Now this one's a film set in London, about three 70-something fogies (soldiers) - Kader Khan, Prem Chopra and Satish Kaushik - all of whom have only one thing in common. They have nobody in the world who cares for them.
Prem Chopra's son treats him like a servant, Satish Kaushik's children leave him to baby-sit the little ones, and Kader Khan lost his son in a police attack, and post 9/11 he's constantly dealing with racial harassment because he's Muslim.
Disillusioned with the world and without enough money to even buy three ice-creams, these golden oldies find a purpose to their lives when they decide to help a good-as-gold Indian boy Jimmy Shergill who's being falsely implicated in a murder he didn't commit.
From the very first scene itself, this film reinforces every single stereotype about NRIs that you've ever seen or heard of in your life. In Bollywood, you can have only two types of NRIs - the ones who've forgotten their culture and who disrespect their parents, or the ones who're still very much in love with the smell of their soil and can rattle off prayers and scriptures at the snap of a finger.
This film plays on all of these stereotypes, and every single character in the film is as good as a cardboard caricature with lines so predictable that you could have scripted them yourself without any difficulty at all.
To say that Umar is amateurishly scripted, is being very kind to Razdan who's even written the film himself.
It's a script that's so full of holes, you could use it as a fishing net. Lots of writers resort to cinematic liberties to help themselves out of sticky plot situations, but Karan Razdan replaces basic logic and reason with cinematic liberties, so the film hardly makes any sense at all.
Like why would any murderer not make sure his victim's cellphone is in his possession after he's committed the murder - especially if the phone is full of incriminating images?
Or why would four most wanted murder suspects roam the streets in broad daylight, and break into brawls in public places? I could ask at least a dozen such very basic questions to which I suspect Razdan would have no logical answers.
On some level, Umar tries to stir up the same emotions that seduced us in Baghbaan - concern for the elderly, respect for parents, attachment to one's roots.
But the makers of Umar forget that Baghbaan had one very important asset that Umar doesn't - Amitabh Bachchan.
To make matters worse, Umar stars three of the most annoying actors in those roles that are meant to arouse those emotions.

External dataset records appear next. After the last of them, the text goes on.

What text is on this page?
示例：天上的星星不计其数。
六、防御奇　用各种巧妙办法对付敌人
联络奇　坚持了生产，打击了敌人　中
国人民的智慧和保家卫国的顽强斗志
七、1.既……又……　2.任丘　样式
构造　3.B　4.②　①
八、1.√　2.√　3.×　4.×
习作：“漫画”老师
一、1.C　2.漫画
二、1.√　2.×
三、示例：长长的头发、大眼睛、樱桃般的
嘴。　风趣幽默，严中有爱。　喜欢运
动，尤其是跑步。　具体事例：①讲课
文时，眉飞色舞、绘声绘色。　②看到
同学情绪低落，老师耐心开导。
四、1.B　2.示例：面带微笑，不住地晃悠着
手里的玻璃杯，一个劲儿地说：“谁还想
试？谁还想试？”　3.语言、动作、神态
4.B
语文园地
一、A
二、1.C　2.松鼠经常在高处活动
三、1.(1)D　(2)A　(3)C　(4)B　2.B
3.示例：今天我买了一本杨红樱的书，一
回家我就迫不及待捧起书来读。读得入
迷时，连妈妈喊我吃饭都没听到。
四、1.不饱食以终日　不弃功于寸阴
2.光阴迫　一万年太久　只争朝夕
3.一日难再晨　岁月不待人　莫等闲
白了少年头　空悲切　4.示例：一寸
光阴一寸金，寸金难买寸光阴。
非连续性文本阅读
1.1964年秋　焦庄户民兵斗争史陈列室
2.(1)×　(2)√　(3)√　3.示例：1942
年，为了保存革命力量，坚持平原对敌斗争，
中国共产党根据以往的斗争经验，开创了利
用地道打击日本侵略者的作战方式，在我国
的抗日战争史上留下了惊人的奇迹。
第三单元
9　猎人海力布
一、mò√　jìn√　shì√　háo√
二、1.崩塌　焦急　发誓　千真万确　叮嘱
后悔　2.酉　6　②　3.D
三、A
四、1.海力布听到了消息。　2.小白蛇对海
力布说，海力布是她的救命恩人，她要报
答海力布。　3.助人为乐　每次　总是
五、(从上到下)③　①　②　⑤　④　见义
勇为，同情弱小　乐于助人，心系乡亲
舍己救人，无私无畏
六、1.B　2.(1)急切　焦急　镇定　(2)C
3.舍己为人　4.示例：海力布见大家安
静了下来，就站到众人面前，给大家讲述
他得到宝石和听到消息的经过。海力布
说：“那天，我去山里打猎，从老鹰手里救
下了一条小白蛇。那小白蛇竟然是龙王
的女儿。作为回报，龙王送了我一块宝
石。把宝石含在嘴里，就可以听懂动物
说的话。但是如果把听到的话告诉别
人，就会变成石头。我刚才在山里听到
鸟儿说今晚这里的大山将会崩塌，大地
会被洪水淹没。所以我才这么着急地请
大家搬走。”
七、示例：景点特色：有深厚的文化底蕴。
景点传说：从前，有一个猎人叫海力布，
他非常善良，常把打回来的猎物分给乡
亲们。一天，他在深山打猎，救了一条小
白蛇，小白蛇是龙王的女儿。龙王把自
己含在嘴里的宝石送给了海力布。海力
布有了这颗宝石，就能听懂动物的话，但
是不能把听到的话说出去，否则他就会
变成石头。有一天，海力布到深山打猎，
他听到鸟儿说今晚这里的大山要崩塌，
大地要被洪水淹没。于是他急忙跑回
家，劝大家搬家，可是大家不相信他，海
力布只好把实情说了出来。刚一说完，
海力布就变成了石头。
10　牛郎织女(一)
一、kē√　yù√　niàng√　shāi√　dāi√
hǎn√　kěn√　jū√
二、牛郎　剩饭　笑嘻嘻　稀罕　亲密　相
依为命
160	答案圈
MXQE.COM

Now you can hardly feel any pity or sympathy for Satish Kaushik who hams and overacts like there's no tomorrow, or for Prem Chopra who is so loud and so animated that your temperature rises every time he walks into the frame.
It's only poor Jimmy Shergill who brings some level of sincerity to his role. But even squeaky-clean Jimmy with the big Shah Rukh Khan hangover can't do very much to salvage this dud.
There's a scene in Umar in which the villain tortures Jimmy Shergill by pulling out the nails from his fingers with a pair of pliers.
Believe me, the pain that comes from watching this film can't be any less than the pain poor Jimmy suffers in that scene.
Umar is mind-bogglingly incompetent because it fails in just about every department - the writing is rubbish, the direction is practically non-existent, the background music is so inappropriate it makes you laugh, the ridiculously timed songs slacken the pace of the film, even the acting sucks.
But if, like me, you manage to sit through the entire film despite all the complaining, then there's really only one explanation for it. Some movies are so bad, that they make you laugh.
Then that's one out of five and a big thumbs down for director Karan Razdan's Umar, you'll age during the three hours that it takes to watch this film.